Even better: AMN has taken significant steps to improve its balance sheet since the beginning of the year. The company reduced its outstanding debt by $56.3 million, to $90 million, and doubled its cash position from $11.3 million to $23.5 million.

Now AMN is not out of the woods yet. The company is forecasting a 15% decline in sequential revenue for next quarter, because many medical providers are reluctant to add staff until they are assured the economy is indeed, on its way to recovering. Additionally, the uncertainty of the various health care proposals making their way through Congress is hindering hiring.

I am not worried about that. I strongly believe that once the economic recovery is a given, we will see an absolute boom in this sector. And I think that now — while the healthcare staffing business is hitting the trough of this depressed economic period — is the time to buy into the sector.

It may be early, but I believe the risk of any significant drop in the stock is small. And as the economy improves, we will be there to reap the big rewards.

Health Care Stock #2 – Cross Country Healthcare (CCRN)

My second favorite health care staffing stock is Cross Country Healthcare (CCRN), which is in the same business as AMN, but benefits from a couple of additional growth areas.

CCRN is the third-largest temporary health care staffing company in the U.S. Its services include temporary physicians, travel nurse staffing, travel allied health professional staffing and per diem nurse staffing.

In addition to temporary staffing, CCRN also offers clinical trial services, including contract staffing, clinical research outsourcing, drug safety monitoring and regulatory consulting services to pharmaceutical, biotechnology and medical device companies, as well as to contract research organizations.

CCRN has a good track record of expanding through acquisitions. In the past decade, the company has acquired 12 competitors, the latest of which was in the third quarter of 2008, with the acquisition of MDA, a specialist in physician staffing in 50 states.

Like AHN, CCRN’s second quarter-results suffered due to the soft economy. Net income fell to $2.3 million, or 7 cents per share, from the $6.4 million, or 21 cents per share, in last year’s second quarter. Revenue declined 13%, to $149 million.

But like AMN, Cross Country also beat analysts’ estimates — in their case, by 2 cents per share.
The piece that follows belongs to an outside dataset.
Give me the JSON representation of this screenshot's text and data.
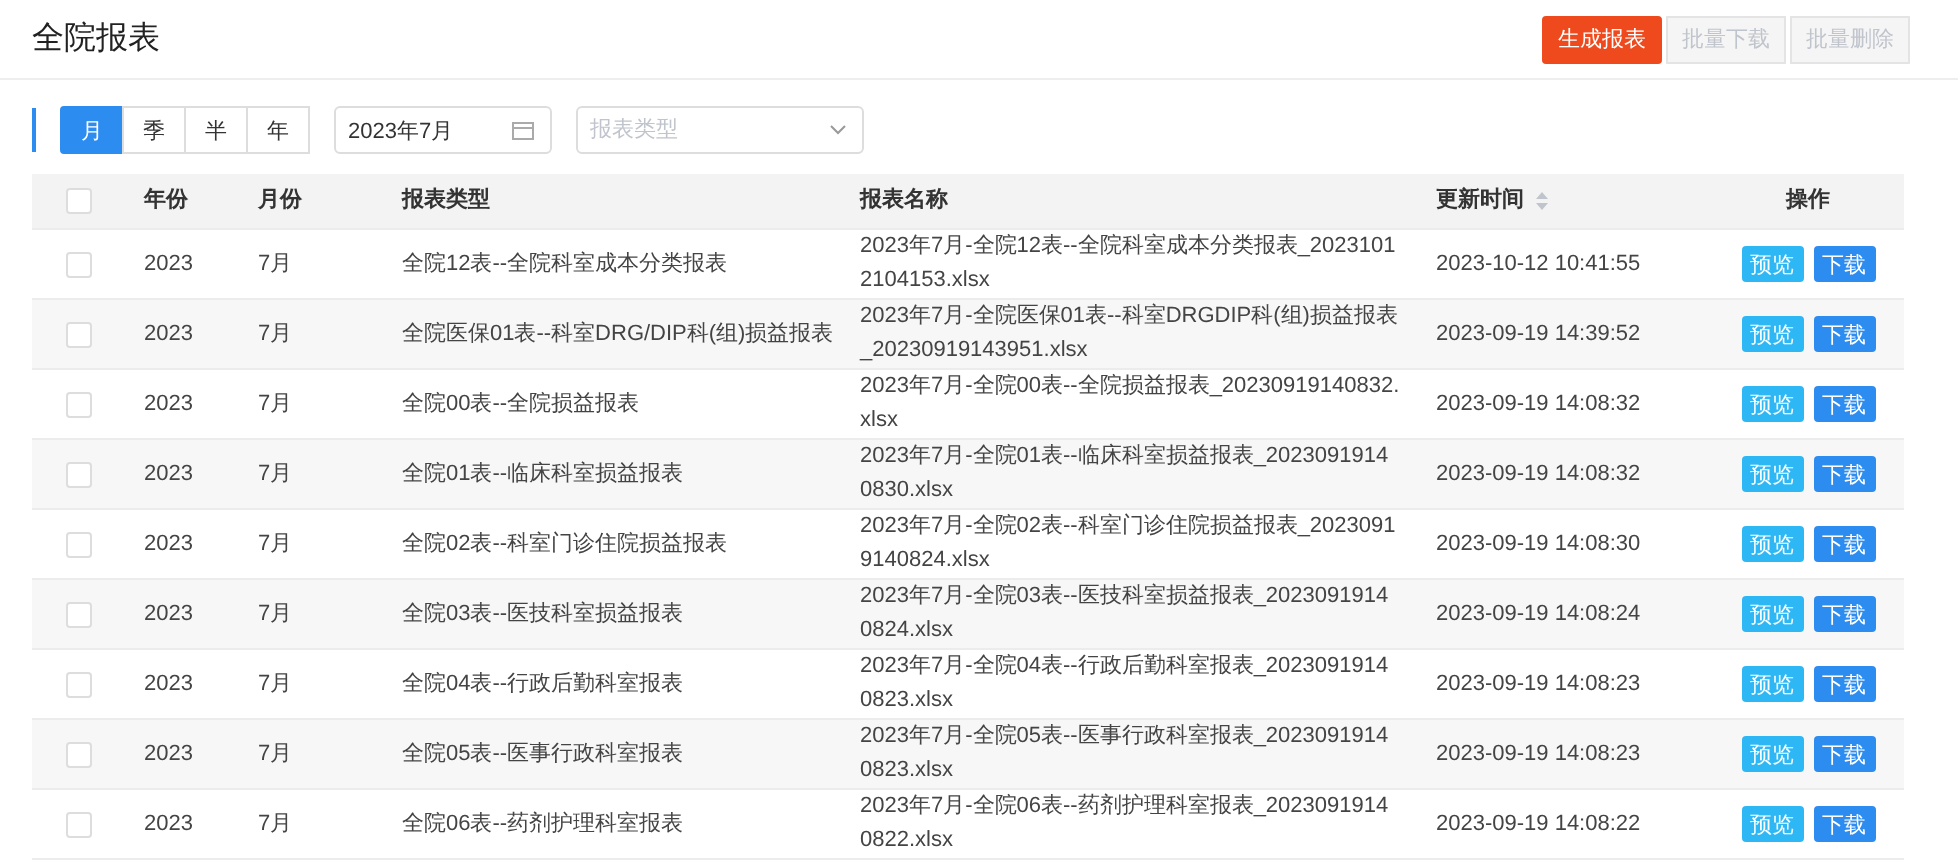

In fact, that made three quarters in a row that CCRN beat the forecasts.

The company has also maintained excellent cash flow, which has allowed it to substantially reduce its debt — by $24.4 million during the quarter — even in these tough times.
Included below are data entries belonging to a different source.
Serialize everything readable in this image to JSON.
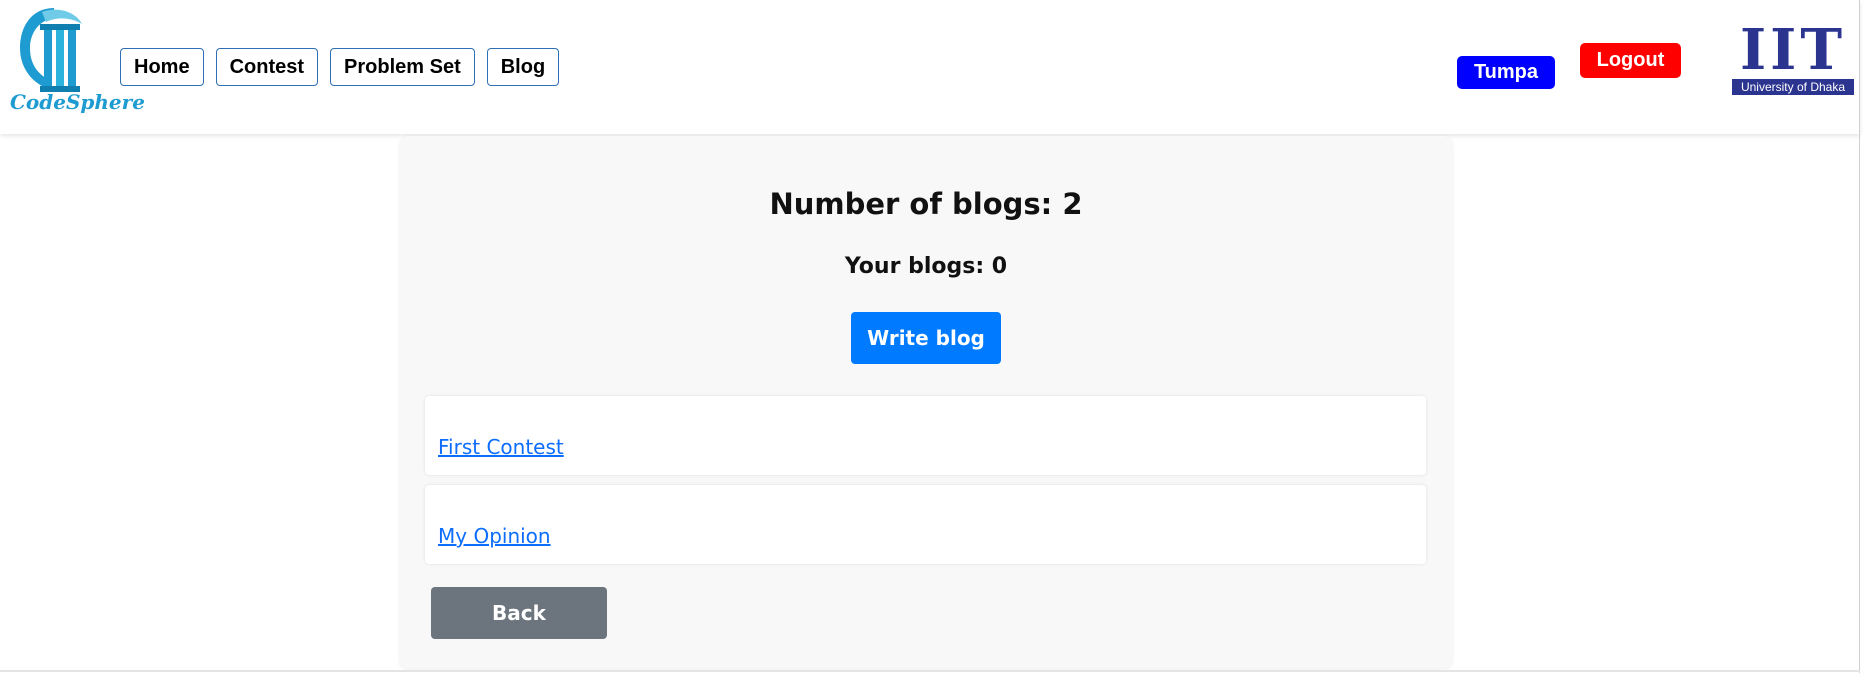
{
  "brand": {
    "name": "CodeSphere"
  },
  "nav": {
    "items": [
      "Home",
      "Contest",
      "Problem Set",
      "Blog"
    ]
  },
  "user": {
    "name": "Tumpa",
    "logout_label": "Logout"
  },
  "institute": {
    "letters": "IIT",
    "subtitle": "University of Dhaka"
  },
  "blogs": {
    "count_text": "Number of blogs: 2",
    "yours_text": "Your blogs: 0",
    "write_label": "Write blog",
    "items": [
      {
        "title": "First Contest"
      },
      {
        "title": "My Opinion"
      }
    ],
    "back_label": "Back"
  },
  "colors": {
    "brand_cyan": "#1e9bd0",
    "user_button": "#0000ff",
    "logout_button": "#ff0000",
    "iit_navy": "#2b3590",
    "primary": "#007bff",
    "secondary": "#6c757d"
  }
}
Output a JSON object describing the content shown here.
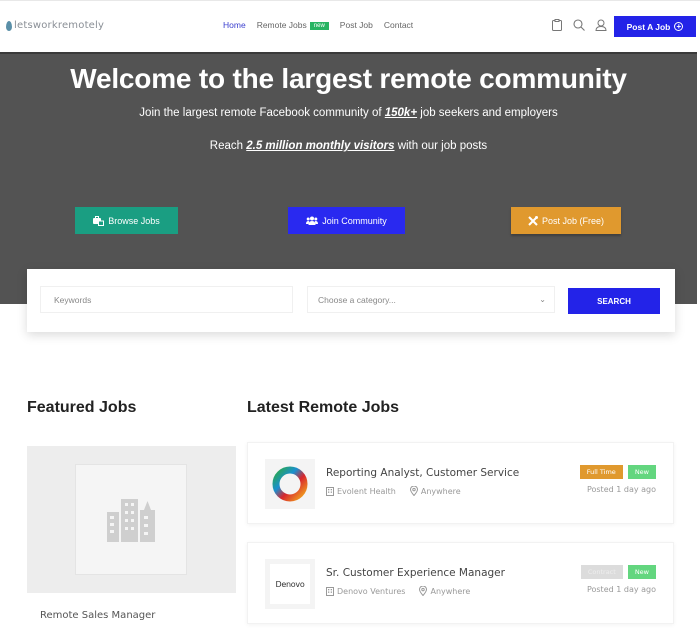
{
  "header": {
    "logo_text": "letsworkremotely",
    "nav": [
      {
        "label": "Home",
        "active": true
      },
      {
        "label": "Remote Jobs",
        "badge": "new"
      },
      {
        "label": "Post Job"
      },
      {
        "label": "Contact"
      }
    ],
    "icons": [
      "clipboard-icon",
      "search-icon",
      "user-icon"
    ],
    "post_button": "Post A Job"
  },
  "hero": {
    "title": "Welcome to the largest remote community",
    "line1_pre": "Join the largest remote Facebook community of ",
    "line1_bold": "150k+",
    "line1_post": " job seekers and employers",
    "line2_pre": "Reach ",
    "line2_bold": "2.5 million monthly visitors",
    "line2_post": " with our job posts",
    "buttons": {
      "browse": "Browse Jobs",
      "join": "Join Community",
      "post_free": "Post Job (Free)"
    },
    "colors": {
      "browse": "#1a9e82",
      "join": "#2929f0",
      "post_free": "#e0992e"
    }
  },
  "search": {
    "keywords_placeholder": "Keywords",
    "keywords_value": "",
    "category_selected": "Choose a category...",
    "button": "SEARCH"
  },
  "featured": {
    "title": "Featured Jobs",
    "jobs": [
      {
        "title": "Remote Sales Manager"
      }
    ]
  },
  "latest": {
    "title": "Latest Remote Jobs",
    "jobs": [
      {
        "title": "Reporting Analyst, Customer Service",
        "company": "Evolent Health",
        "location": "Anywhere",
        "type": "Full Time",
        "badge": "New",
        "posted": "Posted 1 day ago"
      },
      {
        "title": "Sr. Customer Experience Manager",
        "company": "Denovo Ventures",
        "company_logo_text": "Denovo",
        "location": "Anywhere",
        "type": "Contract",
        "badge": "New",
        "posted": "Posted 1 day ago"
      }
    ]
  }
}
The company expects continued pressure on earnings for the third quarter, projecting earnings per share of 0 to 2 cents per share on revenues of $130 to $133 million.

But once we get through the third quarter, which ends in just a month, watch out! Management says it is already seeing a turnaround, with nurse and allied staffing demand more than doubling since early June.

Once the economy gets back into full swing, I expect this health care segment to become one of the fastest-growing sectors in the economy over the next few years.